Allocate Misspelled country names to correct country names

anon33357744 · May 8, 2019, 9:32am

Hi everyone,
I have a question regarding fuzzy matching. I have a column about countries. These can contain typos. I also have a file with a single column that contains all country names, but all of them are spelled correctly. I used an example from the server (09_Fuzzy_String_Matching), but here I don’t have the ability to assign the right name to the misspelled names, but how can I replace it with the right name if a country was misspelled?

Thanks,
Canan

armingrudd · May 8, 2019, 2:26pm

Hi Canan,

What do you mean by “a column about countries”?
Is it some text in which the country names are mentioned?
If there is a single country name, the String Matcher node alone will do the matching.
But if you have a string containing the country names, I have to ask if the text structure for all records are the same or not?
For example, if all the strings start with:
Country name: This country is located in…
It would be easy to handle.
Would you please provide a sample data?

Best,
Armin

anon33357744 · May 12, 2019, 8:55pm

09_Fuzzy_String_Matching.knwf (86.9 KB)

Hi Armin, here you can find my workflow.
I have added the list with all existing country names in the yellow area.

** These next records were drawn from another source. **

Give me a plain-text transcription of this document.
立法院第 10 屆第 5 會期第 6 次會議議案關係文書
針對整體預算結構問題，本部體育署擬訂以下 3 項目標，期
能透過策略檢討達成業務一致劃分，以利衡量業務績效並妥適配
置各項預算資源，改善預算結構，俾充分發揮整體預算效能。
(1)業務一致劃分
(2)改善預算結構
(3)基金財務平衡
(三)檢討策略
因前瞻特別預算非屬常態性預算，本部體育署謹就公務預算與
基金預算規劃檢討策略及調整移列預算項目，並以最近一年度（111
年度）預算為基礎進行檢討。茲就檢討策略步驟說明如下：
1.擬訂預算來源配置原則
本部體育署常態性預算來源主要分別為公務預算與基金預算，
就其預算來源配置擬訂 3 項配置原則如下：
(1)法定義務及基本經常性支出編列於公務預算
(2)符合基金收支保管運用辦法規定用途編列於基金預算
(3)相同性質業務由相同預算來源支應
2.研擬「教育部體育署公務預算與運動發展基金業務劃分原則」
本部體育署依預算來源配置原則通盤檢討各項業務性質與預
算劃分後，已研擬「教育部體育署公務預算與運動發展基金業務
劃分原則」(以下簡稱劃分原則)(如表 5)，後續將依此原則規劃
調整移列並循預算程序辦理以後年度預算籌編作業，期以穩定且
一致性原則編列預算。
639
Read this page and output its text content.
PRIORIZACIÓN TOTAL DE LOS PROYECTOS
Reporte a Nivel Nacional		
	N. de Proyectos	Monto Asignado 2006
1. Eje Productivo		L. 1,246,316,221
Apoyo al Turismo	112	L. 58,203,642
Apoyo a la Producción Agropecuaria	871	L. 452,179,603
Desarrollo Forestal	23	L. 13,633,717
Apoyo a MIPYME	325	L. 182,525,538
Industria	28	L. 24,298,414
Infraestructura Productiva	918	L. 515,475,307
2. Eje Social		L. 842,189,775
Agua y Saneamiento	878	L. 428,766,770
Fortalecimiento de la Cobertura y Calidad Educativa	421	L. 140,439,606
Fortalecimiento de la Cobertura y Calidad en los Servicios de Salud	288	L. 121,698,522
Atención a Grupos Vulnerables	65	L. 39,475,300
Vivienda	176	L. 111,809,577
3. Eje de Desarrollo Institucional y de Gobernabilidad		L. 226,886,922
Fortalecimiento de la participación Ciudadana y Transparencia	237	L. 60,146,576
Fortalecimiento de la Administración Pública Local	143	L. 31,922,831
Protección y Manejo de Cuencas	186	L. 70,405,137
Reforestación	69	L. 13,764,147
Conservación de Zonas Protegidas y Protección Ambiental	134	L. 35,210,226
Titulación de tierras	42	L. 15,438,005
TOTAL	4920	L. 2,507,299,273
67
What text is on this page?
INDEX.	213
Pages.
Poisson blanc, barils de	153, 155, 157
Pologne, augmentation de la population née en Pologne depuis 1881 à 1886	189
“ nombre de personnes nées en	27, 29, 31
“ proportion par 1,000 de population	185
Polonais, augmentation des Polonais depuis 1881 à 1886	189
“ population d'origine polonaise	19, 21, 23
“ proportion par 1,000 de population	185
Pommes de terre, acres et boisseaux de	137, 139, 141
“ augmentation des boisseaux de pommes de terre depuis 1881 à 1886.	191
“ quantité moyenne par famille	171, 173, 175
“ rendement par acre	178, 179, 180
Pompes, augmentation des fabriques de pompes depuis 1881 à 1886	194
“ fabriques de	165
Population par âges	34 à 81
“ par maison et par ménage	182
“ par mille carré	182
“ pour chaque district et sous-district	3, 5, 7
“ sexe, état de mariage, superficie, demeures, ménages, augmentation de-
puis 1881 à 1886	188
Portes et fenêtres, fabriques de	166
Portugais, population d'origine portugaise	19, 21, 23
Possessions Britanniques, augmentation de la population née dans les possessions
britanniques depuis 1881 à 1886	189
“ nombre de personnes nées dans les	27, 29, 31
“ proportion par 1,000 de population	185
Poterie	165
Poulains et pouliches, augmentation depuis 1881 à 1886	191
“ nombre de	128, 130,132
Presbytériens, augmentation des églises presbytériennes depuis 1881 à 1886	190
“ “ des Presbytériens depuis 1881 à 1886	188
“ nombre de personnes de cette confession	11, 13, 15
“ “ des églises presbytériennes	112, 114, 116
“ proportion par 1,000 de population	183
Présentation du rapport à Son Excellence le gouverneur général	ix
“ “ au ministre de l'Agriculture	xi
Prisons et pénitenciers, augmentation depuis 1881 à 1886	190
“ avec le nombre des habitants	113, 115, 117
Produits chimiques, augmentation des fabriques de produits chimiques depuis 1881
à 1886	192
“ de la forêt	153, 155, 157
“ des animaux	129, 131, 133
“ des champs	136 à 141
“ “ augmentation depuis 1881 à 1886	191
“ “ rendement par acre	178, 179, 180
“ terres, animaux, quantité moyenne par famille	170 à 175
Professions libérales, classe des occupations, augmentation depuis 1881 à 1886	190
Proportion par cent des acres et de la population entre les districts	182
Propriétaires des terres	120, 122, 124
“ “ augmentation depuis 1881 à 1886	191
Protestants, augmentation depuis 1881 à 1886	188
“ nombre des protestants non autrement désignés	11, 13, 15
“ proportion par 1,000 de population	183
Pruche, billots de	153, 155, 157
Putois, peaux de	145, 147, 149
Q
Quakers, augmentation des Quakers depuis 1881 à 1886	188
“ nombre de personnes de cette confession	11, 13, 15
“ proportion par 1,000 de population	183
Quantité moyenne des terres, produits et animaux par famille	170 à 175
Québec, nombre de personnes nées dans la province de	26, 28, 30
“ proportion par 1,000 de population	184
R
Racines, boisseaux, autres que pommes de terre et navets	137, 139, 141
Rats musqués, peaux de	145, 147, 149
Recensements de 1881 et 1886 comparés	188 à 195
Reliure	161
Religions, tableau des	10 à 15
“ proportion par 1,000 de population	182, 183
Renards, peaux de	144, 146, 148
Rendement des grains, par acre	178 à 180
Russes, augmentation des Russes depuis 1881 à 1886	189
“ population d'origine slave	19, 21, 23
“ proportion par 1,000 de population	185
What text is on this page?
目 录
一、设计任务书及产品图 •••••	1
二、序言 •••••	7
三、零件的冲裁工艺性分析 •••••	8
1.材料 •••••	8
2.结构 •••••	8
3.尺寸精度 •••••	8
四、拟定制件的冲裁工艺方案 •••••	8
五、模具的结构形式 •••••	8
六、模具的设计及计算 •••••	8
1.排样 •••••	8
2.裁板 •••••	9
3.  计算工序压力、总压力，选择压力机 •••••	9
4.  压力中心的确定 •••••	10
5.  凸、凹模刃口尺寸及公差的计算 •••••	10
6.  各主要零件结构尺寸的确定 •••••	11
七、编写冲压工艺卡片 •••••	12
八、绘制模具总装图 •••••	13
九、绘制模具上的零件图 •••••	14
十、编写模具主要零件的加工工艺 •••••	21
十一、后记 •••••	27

In the blue area you can see the file for which I should do the correct name assignment. Let’s assume that the correct list contains “Germany” (correctly written) in the yellow area. But if “Gernamy” was written in the blue area now, it should be matched with the names in the correct list and then replaced with the correct spelling. gernamy becomes Germany.

Hope that you can help me
Kind regards,
Canan

armingrudd · May 12, 2019, 11:03pm

Your workflow does not contain any data. Do not reset the workflow while exporting or provide the data files as well.

anon33357744 · May 13, 2019, 6:13am

Hi @armingrudd,

sorry i thought i uploaded the whole workflow

Kind regards,
Canan

armingrudd · May 13, 2019, 11:57pm

The output of the blue area has no difference with yellow area. All the country names in both lists are exactly the same.

anon33357744 · May 14, 2019, 7:43am

Hi @armingrudd,

this Excel sheet includes some mistakes in the column “port of Destination”.
When for example Thailand is written “Tailand” in the document “TM full file Oct 18 1 (1).xlsx” then we should get “Thailand” from the other uploaded document as an Output or better said it should replace Tailand with Thailand.

Do you know how it works?

Kind regards,
Canan

system · November 12, 2019, 7:43pm

This topic was automatically closed 182 days after the last reply. New replies are no longer allowed.